The Cabin Boy™ is having a snit because someone called him a sociopath. He imagines that he has been defamed because he hasn’t been formally “diagnosed” as a sociopath.Where to begin? I suppose by pointing out the DSM (the American Psychiatric Association’s Diagnostic and Statistical Manual) is now up to revision 5, and DSM-5 contains no such diagnosis. The DSM-III was superseded in 1987. (I am not a shrink, but looking at the DSM-5 criteria for Antisocial Personality Disorder and the Cabin Boy’s™ behavior, …)
So what does the word sociopath mean?
so·cio·path n. \ˈsō-sē-ə-ˌpath, ˈsō-sh(ē-)ə-\ 1. a person who is completely unable or unwilling to behave in a way that is acceptable to society. 2. a person with a psychopathic personality whose behavior is antisocial, often criminal, and who lacks a sense of moral responsibility or social conscience.
Although I wouldn’t describe Bill Schmalfeldt as a sociopath, I can understand why someone else might. I prefer Ken White’s description for Schmalfeldt—”demented freak.”

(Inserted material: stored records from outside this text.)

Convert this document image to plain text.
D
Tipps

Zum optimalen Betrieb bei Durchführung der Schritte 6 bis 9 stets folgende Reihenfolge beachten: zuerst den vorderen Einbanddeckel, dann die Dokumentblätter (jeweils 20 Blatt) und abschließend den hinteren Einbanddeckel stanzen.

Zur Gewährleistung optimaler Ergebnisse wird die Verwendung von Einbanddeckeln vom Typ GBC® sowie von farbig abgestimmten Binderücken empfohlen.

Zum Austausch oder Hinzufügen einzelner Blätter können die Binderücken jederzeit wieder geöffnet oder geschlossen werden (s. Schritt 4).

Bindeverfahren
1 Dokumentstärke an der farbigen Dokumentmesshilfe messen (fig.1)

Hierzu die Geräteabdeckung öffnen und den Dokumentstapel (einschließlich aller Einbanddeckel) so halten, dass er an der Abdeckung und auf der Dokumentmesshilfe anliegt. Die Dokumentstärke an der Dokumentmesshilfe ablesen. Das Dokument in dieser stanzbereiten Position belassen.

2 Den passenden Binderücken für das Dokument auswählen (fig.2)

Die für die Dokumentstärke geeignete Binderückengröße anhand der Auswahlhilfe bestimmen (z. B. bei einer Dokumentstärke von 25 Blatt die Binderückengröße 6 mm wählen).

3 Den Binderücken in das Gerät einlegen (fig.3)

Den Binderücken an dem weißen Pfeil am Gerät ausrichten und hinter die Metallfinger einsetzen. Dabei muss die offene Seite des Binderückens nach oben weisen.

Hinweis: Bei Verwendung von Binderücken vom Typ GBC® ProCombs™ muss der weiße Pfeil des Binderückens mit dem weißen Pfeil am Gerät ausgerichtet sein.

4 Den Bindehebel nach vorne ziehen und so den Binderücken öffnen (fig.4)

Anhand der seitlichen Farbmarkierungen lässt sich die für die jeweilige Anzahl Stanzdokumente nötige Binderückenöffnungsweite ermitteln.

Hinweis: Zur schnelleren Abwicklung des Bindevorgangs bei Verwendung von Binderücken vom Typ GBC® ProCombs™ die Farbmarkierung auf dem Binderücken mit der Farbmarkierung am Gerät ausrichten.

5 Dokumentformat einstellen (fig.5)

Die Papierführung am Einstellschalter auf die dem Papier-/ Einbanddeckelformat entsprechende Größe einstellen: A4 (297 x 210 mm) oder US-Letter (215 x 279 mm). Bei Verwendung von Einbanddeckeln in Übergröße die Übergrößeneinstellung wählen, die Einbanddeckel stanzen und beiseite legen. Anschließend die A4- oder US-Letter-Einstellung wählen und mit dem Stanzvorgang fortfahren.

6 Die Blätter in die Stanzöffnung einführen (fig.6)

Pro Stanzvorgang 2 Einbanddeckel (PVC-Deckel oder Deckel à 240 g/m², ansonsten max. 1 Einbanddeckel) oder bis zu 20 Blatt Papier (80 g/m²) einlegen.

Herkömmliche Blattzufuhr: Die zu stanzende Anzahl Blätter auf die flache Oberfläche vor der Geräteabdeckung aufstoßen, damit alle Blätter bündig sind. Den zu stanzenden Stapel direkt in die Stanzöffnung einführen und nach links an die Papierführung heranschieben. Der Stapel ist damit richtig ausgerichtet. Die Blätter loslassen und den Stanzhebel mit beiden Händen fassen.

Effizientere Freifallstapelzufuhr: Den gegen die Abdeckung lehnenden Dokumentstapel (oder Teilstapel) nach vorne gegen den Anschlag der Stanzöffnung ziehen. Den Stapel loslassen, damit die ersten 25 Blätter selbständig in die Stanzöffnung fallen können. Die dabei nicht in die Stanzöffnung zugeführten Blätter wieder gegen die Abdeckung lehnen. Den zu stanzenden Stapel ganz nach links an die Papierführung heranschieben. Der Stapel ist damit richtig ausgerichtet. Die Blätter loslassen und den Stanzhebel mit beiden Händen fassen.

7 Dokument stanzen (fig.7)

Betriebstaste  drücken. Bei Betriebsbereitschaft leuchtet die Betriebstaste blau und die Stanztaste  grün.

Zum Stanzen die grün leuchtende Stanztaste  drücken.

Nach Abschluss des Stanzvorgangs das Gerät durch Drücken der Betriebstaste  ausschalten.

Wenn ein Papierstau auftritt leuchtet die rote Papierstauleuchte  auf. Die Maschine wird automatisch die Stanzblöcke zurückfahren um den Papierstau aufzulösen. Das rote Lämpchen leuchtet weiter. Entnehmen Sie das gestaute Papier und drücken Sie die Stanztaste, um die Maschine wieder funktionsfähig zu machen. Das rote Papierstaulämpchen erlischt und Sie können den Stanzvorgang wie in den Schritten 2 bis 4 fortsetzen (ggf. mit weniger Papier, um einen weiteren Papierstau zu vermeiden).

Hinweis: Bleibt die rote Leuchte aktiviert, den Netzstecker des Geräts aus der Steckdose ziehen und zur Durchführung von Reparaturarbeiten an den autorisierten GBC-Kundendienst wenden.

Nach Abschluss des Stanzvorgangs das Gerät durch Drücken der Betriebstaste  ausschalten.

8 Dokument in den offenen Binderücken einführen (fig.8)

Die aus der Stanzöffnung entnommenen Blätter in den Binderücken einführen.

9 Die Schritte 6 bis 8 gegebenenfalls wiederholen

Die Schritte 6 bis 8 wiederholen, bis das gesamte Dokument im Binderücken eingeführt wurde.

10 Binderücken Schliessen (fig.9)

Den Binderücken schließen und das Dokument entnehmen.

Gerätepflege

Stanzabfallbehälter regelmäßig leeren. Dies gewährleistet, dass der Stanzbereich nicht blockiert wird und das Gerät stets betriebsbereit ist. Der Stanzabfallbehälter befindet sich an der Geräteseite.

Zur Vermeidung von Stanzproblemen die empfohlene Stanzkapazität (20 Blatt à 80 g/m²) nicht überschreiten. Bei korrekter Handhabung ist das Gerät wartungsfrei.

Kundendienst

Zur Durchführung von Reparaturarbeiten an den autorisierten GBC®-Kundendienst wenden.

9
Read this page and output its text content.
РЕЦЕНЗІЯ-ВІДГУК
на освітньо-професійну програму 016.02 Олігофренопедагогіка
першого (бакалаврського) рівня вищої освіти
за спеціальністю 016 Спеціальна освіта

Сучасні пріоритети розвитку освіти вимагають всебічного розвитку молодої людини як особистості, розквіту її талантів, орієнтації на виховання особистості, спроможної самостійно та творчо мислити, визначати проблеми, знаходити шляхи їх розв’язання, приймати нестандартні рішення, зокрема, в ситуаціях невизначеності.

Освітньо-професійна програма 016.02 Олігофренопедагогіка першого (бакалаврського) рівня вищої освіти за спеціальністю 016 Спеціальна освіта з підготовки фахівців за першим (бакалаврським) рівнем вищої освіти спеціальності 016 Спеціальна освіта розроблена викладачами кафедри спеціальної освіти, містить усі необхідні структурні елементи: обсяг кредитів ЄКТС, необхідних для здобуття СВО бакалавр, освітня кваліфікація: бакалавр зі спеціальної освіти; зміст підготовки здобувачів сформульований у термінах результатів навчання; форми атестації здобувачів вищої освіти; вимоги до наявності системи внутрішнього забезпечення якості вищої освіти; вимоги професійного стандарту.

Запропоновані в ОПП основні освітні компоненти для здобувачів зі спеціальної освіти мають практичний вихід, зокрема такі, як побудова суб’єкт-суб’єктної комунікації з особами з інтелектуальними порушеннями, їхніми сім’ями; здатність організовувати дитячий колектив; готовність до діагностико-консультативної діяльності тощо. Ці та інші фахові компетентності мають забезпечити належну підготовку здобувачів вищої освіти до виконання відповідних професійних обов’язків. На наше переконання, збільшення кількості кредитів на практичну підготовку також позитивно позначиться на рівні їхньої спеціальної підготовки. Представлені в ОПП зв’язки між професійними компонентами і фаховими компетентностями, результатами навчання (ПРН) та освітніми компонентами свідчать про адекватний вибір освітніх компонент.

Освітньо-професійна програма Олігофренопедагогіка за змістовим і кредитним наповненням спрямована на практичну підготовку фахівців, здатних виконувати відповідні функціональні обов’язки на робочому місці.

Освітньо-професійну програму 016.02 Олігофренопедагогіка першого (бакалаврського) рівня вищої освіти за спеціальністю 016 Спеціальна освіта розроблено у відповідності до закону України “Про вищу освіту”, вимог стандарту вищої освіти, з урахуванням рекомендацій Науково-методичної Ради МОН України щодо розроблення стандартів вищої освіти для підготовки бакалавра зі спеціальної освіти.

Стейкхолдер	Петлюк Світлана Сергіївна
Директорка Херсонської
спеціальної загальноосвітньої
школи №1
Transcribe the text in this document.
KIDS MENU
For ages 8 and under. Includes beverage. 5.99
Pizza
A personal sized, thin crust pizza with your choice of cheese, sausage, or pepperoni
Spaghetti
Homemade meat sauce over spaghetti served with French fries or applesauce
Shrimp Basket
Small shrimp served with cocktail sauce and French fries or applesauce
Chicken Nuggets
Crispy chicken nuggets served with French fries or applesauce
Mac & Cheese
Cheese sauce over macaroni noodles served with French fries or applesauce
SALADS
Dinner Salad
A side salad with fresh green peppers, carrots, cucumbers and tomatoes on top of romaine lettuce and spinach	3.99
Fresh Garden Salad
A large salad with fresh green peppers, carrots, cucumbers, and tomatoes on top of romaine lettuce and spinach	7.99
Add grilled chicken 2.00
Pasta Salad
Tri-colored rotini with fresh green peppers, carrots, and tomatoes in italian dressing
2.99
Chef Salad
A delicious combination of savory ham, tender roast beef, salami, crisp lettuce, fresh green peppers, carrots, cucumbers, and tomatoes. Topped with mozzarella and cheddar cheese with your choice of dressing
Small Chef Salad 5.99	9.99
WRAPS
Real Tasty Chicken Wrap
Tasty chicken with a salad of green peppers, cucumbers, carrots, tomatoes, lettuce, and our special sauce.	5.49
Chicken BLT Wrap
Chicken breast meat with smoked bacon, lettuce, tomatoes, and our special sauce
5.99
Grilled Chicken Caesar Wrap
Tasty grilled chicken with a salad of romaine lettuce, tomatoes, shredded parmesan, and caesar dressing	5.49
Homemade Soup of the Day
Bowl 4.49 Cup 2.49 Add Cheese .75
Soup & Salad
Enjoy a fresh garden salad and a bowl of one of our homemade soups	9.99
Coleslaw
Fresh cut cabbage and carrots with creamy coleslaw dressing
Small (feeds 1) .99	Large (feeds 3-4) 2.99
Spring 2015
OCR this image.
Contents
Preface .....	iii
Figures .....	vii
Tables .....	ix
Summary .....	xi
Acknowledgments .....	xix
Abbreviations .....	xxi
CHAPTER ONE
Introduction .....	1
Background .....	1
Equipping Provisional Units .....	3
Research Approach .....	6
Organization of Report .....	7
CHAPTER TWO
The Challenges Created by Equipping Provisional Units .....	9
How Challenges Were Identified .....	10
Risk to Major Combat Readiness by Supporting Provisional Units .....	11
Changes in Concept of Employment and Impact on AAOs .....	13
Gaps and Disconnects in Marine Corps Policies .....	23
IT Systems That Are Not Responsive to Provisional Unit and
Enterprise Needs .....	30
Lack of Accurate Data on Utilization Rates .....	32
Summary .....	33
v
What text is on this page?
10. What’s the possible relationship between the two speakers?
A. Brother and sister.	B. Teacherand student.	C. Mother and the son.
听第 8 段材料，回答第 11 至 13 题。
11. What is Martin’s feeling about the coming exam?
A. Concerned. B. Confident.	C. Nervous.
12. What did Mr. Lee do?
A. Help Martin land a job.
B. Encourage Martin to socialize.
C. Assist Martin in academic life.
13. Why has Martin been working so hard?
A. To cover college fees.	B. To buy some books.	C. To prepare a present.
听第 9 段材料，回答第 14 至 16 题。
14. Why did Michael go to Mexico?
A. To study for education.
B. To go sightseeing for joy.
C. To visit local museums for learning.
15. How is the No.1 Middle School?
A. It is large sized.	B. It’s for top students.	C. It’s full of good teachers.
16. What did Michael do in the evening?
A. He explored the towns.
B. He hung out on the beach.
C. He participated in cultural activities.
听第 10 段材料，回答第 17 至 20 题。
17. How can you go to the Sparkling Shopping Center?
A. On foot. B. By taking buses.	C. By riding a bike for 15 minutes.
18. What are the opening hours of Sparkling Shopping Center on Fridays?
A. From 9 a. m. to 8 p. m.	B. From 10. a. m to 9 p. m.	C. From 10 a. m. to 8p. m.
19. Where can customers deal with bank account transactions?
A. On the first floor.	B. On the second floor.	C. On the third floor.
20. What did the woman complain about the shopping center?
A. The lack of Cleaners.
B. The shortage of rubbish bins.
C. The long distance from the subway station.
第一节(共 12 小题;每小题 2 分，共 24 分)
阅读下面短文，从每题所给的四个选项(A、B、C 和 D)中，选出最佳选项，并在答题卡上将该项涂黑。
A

UPDATE—After I originally drafted this post, the Cabin Boy™ put up another blog post demonstrating his poor understanding of both psychology and law. I’m not a professional in either of those disciplines, but I do know that the facts of the case he wants to rely on are inapposite to LOLsuit VIII, that the Texas case law Schmalfeldt cites is not binding on a court in South Carolina, and that the case law relating to defamation has evolved quite a bit over the past 40 years. For example, Brett Kimberlin lost his Kimberlin v. Walker, et al. LOLsuit because he could not prove that we defendants had made any false statements about him. We did not have to prove that we had told the truth. We had been truthful, but the burden of proof was on Kimberlin as a plaintiff rather than us as defendants.
Nothing is proceeding as the Cabin Boy™ has hallucinated.